Por exemplo, o algoritmo do Pinterest trata pins salvos como um sinal positivo muito mais forte do que meros cliques. O executivo afirma:
“As pessoas não salvam, de verdade, um artigo inflamado sobre o presidente. Mas salvam uma roupa que desejam comprar no futuro. Portanto, estamos enviesando em prol desses tipos de interações e afastando o viés das interações com seus amigos.”
Afastar interações entre amigos pode parecer uma abordagem estranha para uma rede social. Mas o Pinterest afirma que é parte da maneira como a empresa mitigou problemas como assédio e propaganda viral.
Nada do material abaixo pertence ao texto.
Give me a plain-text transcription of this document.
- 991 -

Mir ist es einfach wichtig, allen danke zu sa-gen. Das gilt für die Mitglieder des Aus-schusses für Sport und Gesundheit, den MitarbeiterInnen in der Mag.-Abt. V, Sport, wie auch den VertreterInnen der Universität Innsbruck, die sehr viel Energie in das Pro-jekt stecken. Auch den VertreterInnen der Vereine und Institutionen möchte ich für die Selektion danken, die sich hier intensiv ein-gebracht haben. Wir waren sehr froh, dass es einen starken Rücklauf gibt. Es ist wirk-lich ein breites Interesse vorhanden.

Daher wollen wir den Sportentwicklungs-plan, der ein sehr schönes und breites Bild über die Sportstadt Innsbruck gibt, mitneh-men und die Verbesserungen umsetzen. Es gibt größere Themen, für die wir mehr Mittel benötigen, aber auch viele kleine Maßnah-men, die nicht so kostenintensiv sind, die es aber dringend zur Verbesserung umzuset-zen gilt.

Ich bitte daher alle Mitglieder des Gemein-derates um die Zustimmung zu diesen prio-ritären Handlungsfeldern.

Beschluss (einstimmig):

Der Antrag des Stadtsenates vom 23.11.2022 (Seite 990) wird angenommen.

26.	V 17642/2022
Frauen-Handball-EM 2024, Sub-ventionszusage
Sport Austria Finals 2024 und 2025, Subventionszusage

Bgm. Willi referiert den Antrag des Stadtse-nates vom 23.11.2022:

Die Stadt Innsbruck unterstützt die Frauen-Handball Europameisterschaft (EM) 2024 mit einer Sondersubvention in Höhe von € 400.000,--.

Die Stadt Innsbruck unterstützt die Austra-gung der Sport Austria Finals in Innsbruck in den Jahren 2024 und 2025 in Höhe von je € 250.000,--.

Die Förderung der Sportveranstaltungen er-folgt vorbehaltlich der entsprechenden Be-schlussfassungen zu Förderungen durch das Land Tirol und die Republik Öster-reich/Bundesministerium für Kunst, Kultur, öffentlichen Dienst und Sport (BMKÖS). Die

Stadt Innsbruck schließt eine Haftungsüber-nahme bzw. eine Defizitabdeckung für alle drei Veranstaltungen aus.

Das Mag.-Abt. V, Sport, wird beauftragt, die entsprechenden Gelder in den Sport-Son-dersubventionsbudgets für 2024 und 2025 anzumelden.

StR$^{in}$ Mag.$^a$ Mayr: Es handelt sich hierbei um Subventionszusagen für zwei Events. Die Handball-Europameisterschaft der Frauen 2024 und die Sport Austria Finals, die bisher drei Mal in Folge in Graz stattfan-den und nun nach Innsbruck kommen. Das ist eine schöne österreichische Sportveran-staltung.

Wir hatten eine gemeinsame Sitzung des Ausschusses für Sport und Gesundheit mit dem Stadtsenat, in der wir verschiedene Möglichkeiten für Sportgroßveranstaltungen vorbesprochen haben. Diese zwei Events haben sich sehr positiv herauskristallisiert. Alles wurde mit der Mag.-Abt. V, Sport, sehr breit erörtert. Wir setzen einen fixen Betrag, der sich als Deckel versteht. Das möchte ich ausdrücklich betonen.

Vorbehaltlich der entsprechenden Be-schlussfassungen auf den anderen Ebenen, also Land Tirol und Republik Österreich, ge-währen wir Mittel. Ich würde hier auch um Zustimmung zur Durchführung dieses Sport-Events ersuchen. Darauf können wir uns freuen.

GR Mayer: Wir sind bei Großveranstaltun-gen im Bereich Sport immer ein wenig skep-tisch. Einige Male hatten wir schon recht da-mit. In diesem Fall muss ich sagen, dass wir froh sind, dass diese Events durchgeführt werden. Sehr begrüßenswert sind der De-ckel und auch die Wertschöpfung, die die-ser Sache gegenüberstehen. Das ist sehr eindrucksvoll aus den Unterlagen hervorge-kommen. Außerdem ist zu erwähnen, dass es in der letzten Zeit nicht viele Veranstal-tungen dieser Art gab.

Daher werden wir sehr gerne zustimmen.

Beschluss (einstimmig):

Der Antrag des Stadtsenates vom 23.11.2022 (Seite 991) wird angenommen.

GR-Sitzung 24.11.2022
“No fim das contas, não vemos campanhas de desinformação como em outras plataformas porque o algoritmo simplesmente não recompensa essas campanhas”, diz Malorie Lucich, chefe de comunicação de produtos do Pinterest. “Quando um usuário tenta enviar spam ou confundir pessoas de forma massiva, provavelmente deseja que esse conteúdo chegue à página inicial. Isso não acontece tão facilmente no Pinterest”, ela arremata. Além disso, o algoritmo da empresa trata os cliques em sites considerados de “alta qualidade” como mais valiosos do que cliques em outros sites.
Mais do que realçar os valores reivindicados pelo Pinterest, o caso ilustra o interessante funcionamento da tecnologia dessa popular rede social e como ela lida com o problema do viés da automatização – uma questão fundamental para quem trilha os caminhos de Data Science.